No que tange à extrafiscalidade, posso ilustrar o conceito, com ênfase a sua finalidade, através do seguinte trecho:

 (…) extrafiscalidade – poderoso instrumento financeiro empregado pelo Estado a fim de estimular ou inibir condutas, tendo em vista a consecução de finalidades não meramente arrecadatórias. Note que a extrafiscalidade orienta-se para fins outros que não a captação de recursos para o Erário, visando corrigir externalidades. (SABBAG, 2011, p. 74)

 Segundo Sílvia Diniz[1], os ordenamentos jurídicos dos Estados modernos mesclam diversas técnicas de regrar o comportamento dos destinatários das normas tributárias. E, continua, ao afirmar que existem técnicas repressivas (quando o legislador não quer que algo aconteça, ou deseja que aconteça o mínimo possível) e promocionais (que desejam que algo se realize, ou seja, incentivando a prática de determinada ação).

O ordenamento jurídico brasileiro se utiliza de várias técnicas para encorajar ou desencorajar determinados comportamentos, dentre elas, temos as citadas acima: a) seletividade; e b) extrafiscalidade.

CONCLUSÃO

Posso concluir que, o princípio da seletividade, ao aplicar alíquotas na razão inversa da essencialidade, prestigia, por conseguinte, a utilidade social do bem. Logo, sob esse prisma, a seletividade assume um caráter extrafiscal nos tributos indiretos.

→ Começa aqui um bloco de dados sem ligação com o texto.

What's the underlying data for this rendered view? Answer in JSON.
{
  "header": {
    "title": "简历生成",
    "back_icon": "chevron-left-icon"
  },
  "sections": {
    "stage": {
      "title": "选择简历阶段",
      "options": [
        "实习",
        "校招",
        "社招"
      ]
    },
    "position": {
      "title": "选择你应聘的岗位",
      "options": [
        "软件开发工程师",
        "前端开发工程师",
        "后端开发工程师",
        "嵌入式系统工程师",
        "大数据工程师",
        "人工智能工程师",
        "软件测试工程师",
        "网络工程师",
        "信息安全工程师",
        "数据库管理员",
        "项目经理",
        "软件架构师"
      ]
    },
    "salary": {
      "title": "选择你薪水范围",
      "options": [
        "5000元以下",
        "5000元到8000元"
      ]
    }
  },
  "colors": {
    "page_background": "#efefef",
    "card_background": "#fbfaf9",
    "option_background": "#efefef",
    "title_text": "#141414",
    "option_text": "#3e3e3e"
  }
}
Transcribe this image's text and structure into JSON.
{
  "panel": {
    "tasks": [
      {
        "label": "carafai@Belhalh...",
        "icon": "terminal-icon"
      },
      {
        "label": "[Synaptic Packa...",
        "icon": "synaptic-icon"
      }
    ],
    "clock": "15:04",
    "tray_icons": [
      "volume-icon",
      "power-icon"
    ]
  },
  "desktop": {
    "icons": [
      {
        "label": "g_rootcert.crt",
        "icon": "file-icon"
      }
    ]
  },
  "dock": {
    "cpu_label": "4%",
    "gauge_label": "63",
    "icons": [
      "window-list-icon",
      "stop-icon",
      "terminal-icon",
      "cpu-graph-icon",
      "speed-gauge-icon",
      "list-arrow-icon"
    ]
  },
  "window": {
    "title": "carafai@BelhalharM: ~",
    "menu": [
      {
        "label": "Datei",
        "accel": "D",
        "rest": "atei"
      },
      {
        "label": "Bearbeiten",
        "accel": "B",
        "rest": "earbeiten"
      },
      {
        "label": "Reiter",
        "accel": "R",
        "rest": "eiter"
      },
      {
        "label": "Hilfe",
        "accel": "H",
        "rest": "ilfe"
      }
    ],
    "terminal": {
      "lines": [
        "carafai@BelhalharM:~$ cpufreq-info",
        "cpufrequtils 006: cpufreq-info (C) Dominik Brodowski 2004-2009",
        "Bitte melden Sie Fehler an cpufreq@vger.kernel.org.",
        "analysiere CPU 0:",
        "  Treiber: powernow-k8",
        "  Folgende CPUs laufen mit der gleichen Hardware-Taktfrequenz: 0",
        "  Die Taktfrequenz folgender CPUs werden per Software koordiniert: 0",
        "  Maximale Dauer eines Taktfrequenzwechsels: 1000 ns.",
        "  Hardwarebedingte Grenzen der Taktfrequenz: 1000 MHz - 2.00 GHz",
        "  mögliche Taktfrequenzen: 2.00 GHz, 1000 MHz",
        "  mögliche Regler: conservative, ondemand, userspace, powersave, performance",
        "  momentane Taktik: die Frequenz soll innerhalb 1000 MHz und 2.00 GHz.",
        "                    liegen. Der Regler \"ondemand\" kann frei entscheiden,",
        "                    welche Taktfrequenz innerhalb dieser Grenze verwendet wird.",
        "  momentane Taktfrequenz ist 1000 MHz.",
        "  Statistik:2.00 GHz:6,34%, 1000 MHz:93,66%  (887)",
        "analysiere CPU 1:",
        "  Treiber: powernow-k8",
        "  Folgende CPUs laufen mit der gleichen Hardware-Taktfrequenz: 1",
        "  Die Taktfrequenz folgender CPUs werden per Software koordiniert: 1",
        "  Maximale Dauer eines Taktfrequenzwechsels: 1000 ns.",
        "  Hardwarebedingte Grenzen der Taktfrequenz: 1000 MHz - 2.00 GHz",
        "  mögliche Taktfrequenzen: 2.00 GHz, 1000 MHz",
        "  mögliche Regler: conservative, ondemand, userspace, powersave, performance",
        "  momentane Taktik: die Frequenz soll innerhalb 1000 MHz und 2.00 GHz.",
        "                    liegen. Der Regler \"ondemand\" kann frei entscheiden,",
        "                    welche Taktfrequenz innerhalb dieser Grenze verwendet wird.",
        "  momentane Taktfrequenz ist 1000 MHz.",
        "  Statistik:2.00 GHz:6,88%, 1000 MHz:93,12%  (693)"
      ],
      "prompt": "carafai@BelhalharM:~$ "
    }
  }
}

 REFERÊNCIAS BIBLIOGRÁFICAS

 DINIZ, Silvia. A utilização extrafiscal dos tributos.  Disponível em: http://www.professorsabbag.com.br/index.php?local=Conteudo&menu=Menu_2&mid=172 Acesso em: 19 de maio 2011.

SABBAG, Eduardo de Moraes. Manual de Direito Tributário. 3 ed. São Paulo: Saraiva, 2011.

 


NOTAS

[1] DINIZ, Silva. A utilização extrafiscal dos tributos.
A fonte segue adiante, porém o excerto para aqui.